Decomposition of compound words: an MEG measure of early access to constituents

The psychological reality of the morphological complexity difference between compounds (teacup) and single words (crescent) is highly controversial, and the conditions and time course of morphological decomposition remain contested in the psycholinguistic literature (McQueen & Cutler, 1998). Decomposition is argued to occur early or late (Andrews, 1986), in novel but not lexicalized compounds (Van Jaarsveld & Rattink, 1988), and in long but not short compounds (Bertram & Hyona, 2003). This study investigates decomposition in compounds using magnetoencephalography (MEG) in a visual lexical decision paradigm comparing compounds (CW) and single words (SW).
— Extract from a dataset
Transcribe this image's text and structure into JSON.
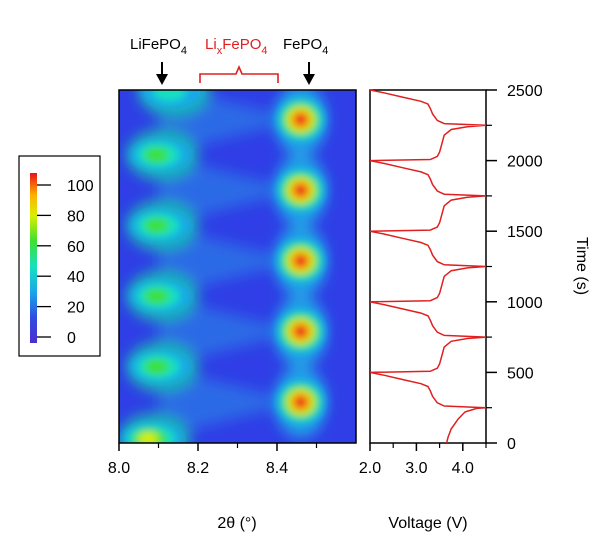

The results suggest early decomposition, regardless of lexicalization or constituent length. Response time (RT) is sensitive to both early and late processes, whereas the latency of the MEG component at 300-400ms after word onset (M350) indexes early lexical activation but not post-lexical processing (Embick et al. 2001, Pylkkanen et al. 2002). When the first and second CW constituents have higher log frequency (1.96/1.96 vs. 0.455) and shorter letter-length (3.82/4.0 vs. 7.8) than the SW, early decomposition predicts faster RT and earlier M350 than SW, reflecting constituent over whole-word properties. Late decomposition predicts faster RT but not earlier M350. Since the CW are lexicalized and have short constituents, lexicalization and length constraints predict no RT or M350 differences. Whole-word-only accounts likewise predict no RT or M350 differences.